Manna Man lets loose with his right hand, grabs the channel changer, and flips the television set right in front of his boxer shorts to Channel 6. He drops the changer, shoves his right hand back in place so hard that he fears reaching through straight into the television’s innards. Manna Man thinks, This is the nemesis of my dreams. He thinks, This is the heartless enemy I’ve been training for all of these years: part mentally deranged attorney, part egomaniacal evangelist—I’m dealing with . . . the Attornelist!

He leans forward and shoves his penis onto the Attornelist’s mouth. Manna Man focuses. He leans hard, left and right hands touching screens, left foot, penis. There’s silence. Then, finally, the Attornelist muffles out, “Please send your much-needed donations to the Women’s Shelters of Eastern Tennessee,” and gives up the 1-800 number.

Manna Man backs off of his bank of television sets. He looks into the Attornelist’s cavernous black eyes and says, “You will never beat me.” He slips his penis back inside his boxer shorts.

“Manna Man!” the Attornelist screams out. “Man oh man, I hate you, Manna Man. I’ll get you one day! I’ll get you!”

The four screens turn to snow.

For now.


 

Manna Man crawls to the refrigerator, reaches up, and touches his magnets. They melt onto the floor. He had a feeling this would happen. He’s sapped from the Attornelist.

He opens the refrigerator and pulls out beet juice he’d made earlier in his favorite 12-cup Viking Food Processor with commercial-grade 625-watt induction motor.

Replacing the iron, he thinks.
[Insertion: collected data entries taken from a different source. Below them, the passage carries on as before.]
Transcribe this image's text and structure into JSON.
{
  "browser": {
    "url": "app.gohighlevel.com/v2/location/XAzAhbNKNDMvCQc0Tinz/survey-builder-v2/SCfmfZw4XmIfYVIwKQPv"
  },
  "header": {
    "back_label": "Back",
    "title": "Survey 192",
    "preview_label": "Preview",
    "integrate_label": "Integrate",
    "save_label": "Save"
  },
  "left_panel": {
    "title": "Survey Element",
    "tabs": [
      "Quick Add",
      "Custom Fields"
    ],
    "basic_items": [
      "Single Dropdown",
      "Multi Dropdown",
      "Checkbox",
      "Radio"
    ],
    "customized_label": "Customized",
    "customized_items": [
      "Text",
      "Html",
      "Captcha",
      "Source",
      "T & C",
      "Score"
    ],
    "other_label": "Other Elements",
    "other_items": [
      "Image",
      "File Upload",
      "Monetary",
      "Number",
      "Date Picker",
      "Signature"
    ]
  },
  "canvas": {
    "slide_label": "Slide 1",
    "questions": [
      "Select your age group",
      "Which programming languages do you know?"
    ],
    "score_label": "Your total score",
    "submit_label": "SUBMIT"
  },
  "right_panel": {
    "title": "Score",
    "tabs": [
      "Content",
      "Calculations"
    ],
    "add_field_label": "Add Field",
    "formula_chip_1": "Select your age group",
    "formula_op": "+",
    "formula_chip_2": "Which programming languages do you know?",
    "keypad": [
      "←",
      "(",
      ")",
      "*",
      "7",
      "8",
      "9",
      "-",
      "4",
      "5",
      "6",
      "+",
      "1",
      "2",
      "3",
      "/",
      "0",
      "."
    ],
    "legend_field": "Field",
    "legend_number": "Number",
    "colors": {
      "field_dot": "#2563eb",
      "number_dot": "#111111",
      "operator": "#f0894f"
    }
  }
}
Regaining my powers. Refueling.


 

A man sits in his recliner, the business end of a .45 in his mouth. He’s already covered the wall behind him in plastic. He doesn’t want to leave a mess for anyone to find. He’s always been that way. Maybe that’s why he’s been named Citizen of the Year twice. Maybe that’s why, up until this point, he’d been able to run a hospice service entirely on local contributions, staffed with two full-time nurses, and caregivers willing to undergo classes, seminars, and biannual evaluations.

But the donations haven’t increased, and the number of elderly people in town, most of them laid off years ago from the cotton mill and fighting lung ailments, has quadrupled. The man needs at least two more nurses, and twice as many qualified caregivers.

He eases back the hammer, and almost pulls the trigger before the phone rings.

It might be his daughter calling. It might be one of the nurses. It might be news that someone else has died and the family needs help with funeral arrangement.

On the other end of the telephone, a woman says she’d like to put the hospice service in her will. She says she’ll send a hundred thousand dollars immediately, and promises the remainder of her estate once she passes on. “To heaven,” she says. “I’ll be going to heaven for sure, now.”

Manna Man’s back on the job, revitalized.